Tension in Venezuela
Originally published by Newsday, April 4, 2004
Brooklyn immigration lawyer Eva Golinger usually spends her time navigating government bureaucracy to get visas for musicians from Latin America, such as the Grammy Award-winning Los Fabulosos Cadillacs.
But since a 2002 coup in her mother’s homeland, Venezuela, Golinger has become alarmed at what she says is U.S. government funding for groups there that aim to overthrow the elected president, Hugo Chávez. She has spent months digging out 2,000 pages of documents on U.S. financing of groups opposed to Chávez.
In mid-February, Golinger’s findings helped prompt Chávez to charge that the Bush administration is “using its people’s money to support not only opposition activities but acts of conspiracy.” That charge has helped revive tensions between Chávez and the White House.
The money that alarms Golinger is disbursed by the private but congressionally funded National Endowment for Democracy, which says its mission is “to strengthen democratic institutions around the world through nongovernmental efforts.” The endowment is giving $922,000 to Venezuelan groups this year and handed out $1,046,323 last year, according to Chris Sabatini, its senior program officer for Latin America.
When business and military leaders ousted Chávez for two days in April 2002, two men whose organizations were funded by the National Endowment for Democracy or its grantees were named to the junta’s cabinet: Leonardo Carvajal of the Civil Education Association was offered the post of education minister, and Leopoldo Martínez of the right-wing Primero Justicia party was named finance minister.
“How can they [the endowment] say they are supporting democracy when they are funding groups that backed the coup?” Golinger asked.
Sabatini said there is no evidence that endowment-backed groups directly participated in the coup, and said the endowment made clear to all the groups it works with that it opposes unconstitutional actions. He said the endowment no longer funds Carvajal’s group.
Another group, Sumate, which got a $53,400 grant in September, is helping petition for a recall referendum against Chávez by “collecting and processing signatures,” the group says. Sabatini said the group is merely monitoring the referendum process and ensuring that citizens get to exercise their constitutional rights.
“There is no ideological content to our work except working with committed democrats in countries where democracy is developing or under siege,” Sabatini said. He conceded that no pro-Chávez groups get endowment funds, but said none has asked for any.
Chávez’s accusation that the Bush administration is promoting conspiracy against him came shortly after Golinger sent him documents she obtained through the Freedom of Information Act. State Department spokesman Richard Boucher said the charge was Chávez’s attempt to divert attention from the recall referendum. “It’s not the first time he’s made accusations, but I have to say, they’re not serious ones,” Boucher said.
Chávez has polarized Venezuela. Many middle and upper-class residents say he is a leftist dictator who has befriended Fidel Castro, wrecked the economy and fostered class hatred by referring to wealthy Venezuelans as corrupt “squalid ones.” But millions of poor people adore him for creating massive literacy programs, handing out land titles to slum dwellers and peasants and combating a ruling class they say pillaged the nation’s vast oil wealth.
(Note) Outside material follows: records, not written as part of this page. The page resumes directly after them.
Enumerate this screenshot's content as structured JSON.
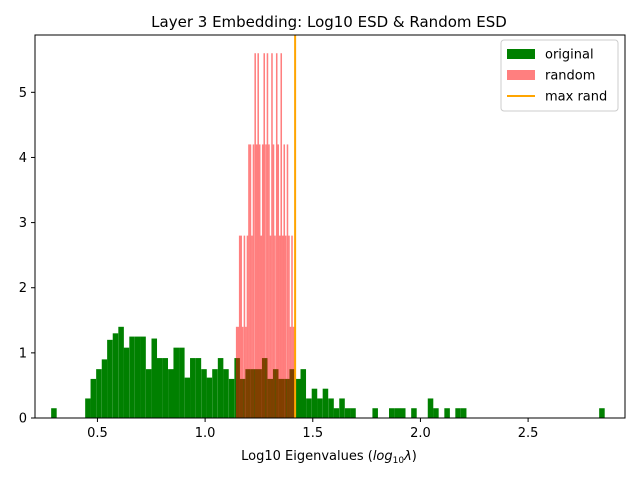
{
  "chart_data": {
    "type": "histogram",
    "title": "Layer 3 Embedding: Log10 ESD & Random ESD",
    "xlabel_prefix": "Log10 Eigenvalues (",
    "xlabel_math": "log",
    "xlabel_sub": "10",
    "xlabel_lambda": "λ",
    "xlabel_suffix": ")",
    "ylabel": "",
    "xlim": [
      0.21,
      2.95
    ],
    "ylim": [
      0,
      5.88
    ],
    "xticks": [
      0.5,
      1.0,
      1.5,
      2.0,
      2.5
    ],
    "xtick_labels": [
      "0.5",
      "1.0",
      "1.5",
      "2.0",
      "2.5"
    ],
    "yticks": [
      0,
      1,
      2,
      3,
      4,
      5
    ],
    "ytick_labels": [
      "0",
      "1",
      "2",
      "3",
      "4",
      "5"
    ],
    "legend_position": "upper right",
    "series": [
      {
        "name": "original",
        "kind": "bars",
        "color": "#008000",
        "bar_width": 0.0257,
        "bins": [
          {
            "x": 0.285,
            "h": 0.15
          },
          {
            "x": 0.443,
            "h": 0.3
          },
          {
            "x": 0.468,
            "h": 0.6
          },
          {
            "x": 0.494,
            "h": 0.75
          },
          {
            "x": 0.52,
            "h": 0.9
          },
          {
            "x": 0.545,
            "h": 1.2
          },
          {
            "x": 0.571,
            "h": 1.3
          },
          {
            "x": 0.597,
            "h": 1.4
          },
          {
            "x": 0.622,
            "h": 1.08
          },
          {
            "x": 0.648,
            "h": 1.25
          },
          {
            "x": 0.674,
            "h": 1.25
          },
          {
            "x": 0.699,
            "h": 1.25
          },
          {
            "x": 0.725,
            "h": 0.75
          },
          {
            "x": 0.751,
            "h": 1.22
          },
          {
            "x": 0.776,
            "h": 0.92
          },
          {
            "x": 0.802,
            "h": 0.92
          },
          {
            "x": 0.828,
            "h": 0.75
          },
          {
            "x": 0.853,
            "h": 1.08
          },
          {
            "x": 0.879,
            "h": 1.08
          },
          {
            "x": 0.905,
            "h": 0.62
          },
          {
            "x": 0.93,
            "h": 0.92
          },
          {
            "x": 0.956,
            "h": 0.92
          },
          {
            "x": 0.982,
            "h": 0.75
          },
          {
            "x": 1.007,
            "h": 0.62
          },
          {
            "x": 1.033,
            "h": 0.75
          },
          {
            "x": 1.059,
            "h": 0.92
          },
          {
            "x": 1.084,
            "h": 0.75
          },
          {
            "x": 1.11,
            "h": 0.6
          },
          {
            "x": 1.136,
            "h": 0.92
          },
          {
            "x": 1.161,
            "h": 0.6
          },
          {
            "x": 1.187,
            "h": 0.75
          },
          {
            "x": 1.213,
            "h": 0.75
          },
          {
            "x": 1.238,
            "h": 0.75
          },
          {
            "x": 1.264,
            "h": 0.92
          },
          {
            "x": 1.29,
            "h": 0.6
          },
          {
            "x": 1.315,
            "h": 0.75
          },
          {
            "x": 1.341,
            "h": 0.6
          },
          {
            "x": 1.367,
            "h": 0.6
          },
          {
            "x": 1.392,
            "h": 0.75
          },
          {
            "x": 1.418,
            "h": 0.6
          },
          {
            "x": 1.443,
            "h": 0.75
          },
          {
            "x": 1.469,
            "h": 0.3
          },
          {
            "x": 1.495,
            "h": 0.45
          },
          {
            "x": 1.52,
            "h": 0.3
          },
          {
            "x": 1.546,
            "h": 0.45
          },
          {
            "x": 1.572,
            "h": 0.3
          },
          {
            "x": 1.597,
            "h": 0.15
          },
          {
            "x": 1.623,
            "h": 0.3
          },
          {
            "x": 1.649,
            "h": 0.15
          },
          {
            "x": 1.674,
            "h": 0.15
          },
          {
            "x": 1.777,
            "h": 0.15
          },
          {
            "x": 1.854,
            "h": 0.15
          },
          {
            "x": 1.88,
            "h": 0.15
          },
          {
            "x": 1.905,
            "h": 0.15
          },
          {
            "x": 1.957,
            "h": 0.15
          },
          {
            "x": 2.034,
            "h": 0.3
          },
          {
            "x": 2.059,
            "h": 0.15
          },
          {
            "x": 2.111,
            "h": 0.15
          },
          {
            "x": 2.162,
            "h": 0.15
          },
          {
            "x": 2.188,
            "h": 0.15
          },
          {
            "x": 2.83,
            "h": 0.15
          }
        ]
      },
      {
        "name": "random",
        "kind": "bars",
        "color": "#ff0000",
        "alpha": 0.5,
        "bar_width": 0.00715,
        "bins": [
          {
            "x": 1.143,
            "h": 1.4
          },
          {
            "x": 1.15,
            "h": 1.4
          },
          {
            "x": 1.157,
            "h": 2.8
          },
          {
            "x": 1.164,
            "h": 2.8
          },
          {
            "x": 1.171,
            "h": 1.4
          },
          {
            "x": 1.179,
            "h": 2.8
          },
          {
            "x": 1.186,
            "h": 1.4
          },
          {
            "x": 1.193,
            "h": 2.8
          },
          {
            "x": 1.2,
            "h": 4.2
          },
          {
            "x": 1.207,
            "h": 4.2
          },
          {
            "x": 1.214,
            "h": 2.8
          },
          {
            "x": 1.221,
            "h": 4.2
          },
          {
            "x": 1.229,
            "h": 5.6
          },
          {
            "x": 1.236,
            "h": 4.2
          },
          {
            "x": 1.243,
            "h": 5.6
          },
          {
            "x": 1.25,
            "h": 4.2
          },
          {
            "x": 1.257,
            "h": 2.8
          },
          {
            "x": 1.264,
            "h": 4.2
          },
          {
            "x": 1.271,
            "h": 5.6
          },
          {
            "x": 1.279,
            "h": 4.2
          },
          {
            "x": 1.286,
            "h": 5.6
          },
          {
            "x": 1.293,
            "h": 4.2
          },
          {
            "x": 1.3,
            "h": 2.8
          },
          {
            "x": 1.307,
            "h": 5.6
          },
          {
            "x": 1.314,
            "h": 4.2
          },
          {
            "x": 1.321,
            "h": 2.8
          },
          {
            "x": 1.329,
            "h": 5.6
          },
          {
            "x": 1.336,
            "h": 4.2
          },
          {
            "x": 1.343,
            "h": 2.8
          },
          {
            "x": 1.35,
            "h": 5.6
          },
          {
            "x": 1.357,
            "h": 2.8
          },
          {
            "x": 1.364,
            "h": 4.2
          },
          {
            "x": 1.371,
            "h": 2.8
          },
          {
            "x": 1.379,
            "h": 4.2
          },
          {
            "x": 1.386,
            "h": 2.8
          },
          {
            "x": 1.393,
            "h": 1.4
          },
          {
            "x": 1.4,
            "h": 2.8
          },
          {
            "x": 1.407,
            "h": 1.4
          },
          {
            "x": 1.414,
            "h": 1.4
          }
        ]
      },
      {
        "name": "max rand",
        "kind": "vline",
        "color": "#ffa500",
        "x": 1.418
      }
    ]
  }
}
Golinger, 31, says she got involved because of her family’s activist history. Her mother, Elizabeth Calderon, is of Venezuelan heritage and once led a chapter of the National Organization for Women. “I was marching in the streets at the age of 5 with my mother,” Golinger said. In 1993, Golinger moved to Venezuela to get in touch with her roots. She taught English, wrote for an English newspaper and sang with a Latin rock fusion group whose composer and guitarist, Gustavo Moncada, she married.
After moving back to New York, Golinger earned a law degree at City University of New York and opened her practice. But one eye was on events in Venezuela.
The coup, which the White House initially endorsed, galvanized her attention and her resolve to counter what she calls unfair attacks by the United States and the media against Chávez. She founded a group called the Venezuela Solidarity Committee and, with the help of a freelance investigative journalist, Jeremy Bigwood, submitted Freedom of Information Act requests to find out what the National Endowment for Democracy was doing in Venezuela.
Some scholarly critics say the endowment was created in 1983 to support foreign groups – political parties, unions, newspapers or community organizations – that had been backed secretly by the CIA until the agency was reined in by Congress following revelations in the 1970s that it also carried out assassinations and other unsavory acts.
The endowment “was founded to do overtly what we had been doing covertly,” said Elizabeth Cohn, a professor of international studies at Goucher College who wrote her doctoral thesis on the organization. The endowment denies that and says it has fostered democratic institutions in places such as Chile, South Africa and Poland, where it aided the anti-communist Solidarity Movement.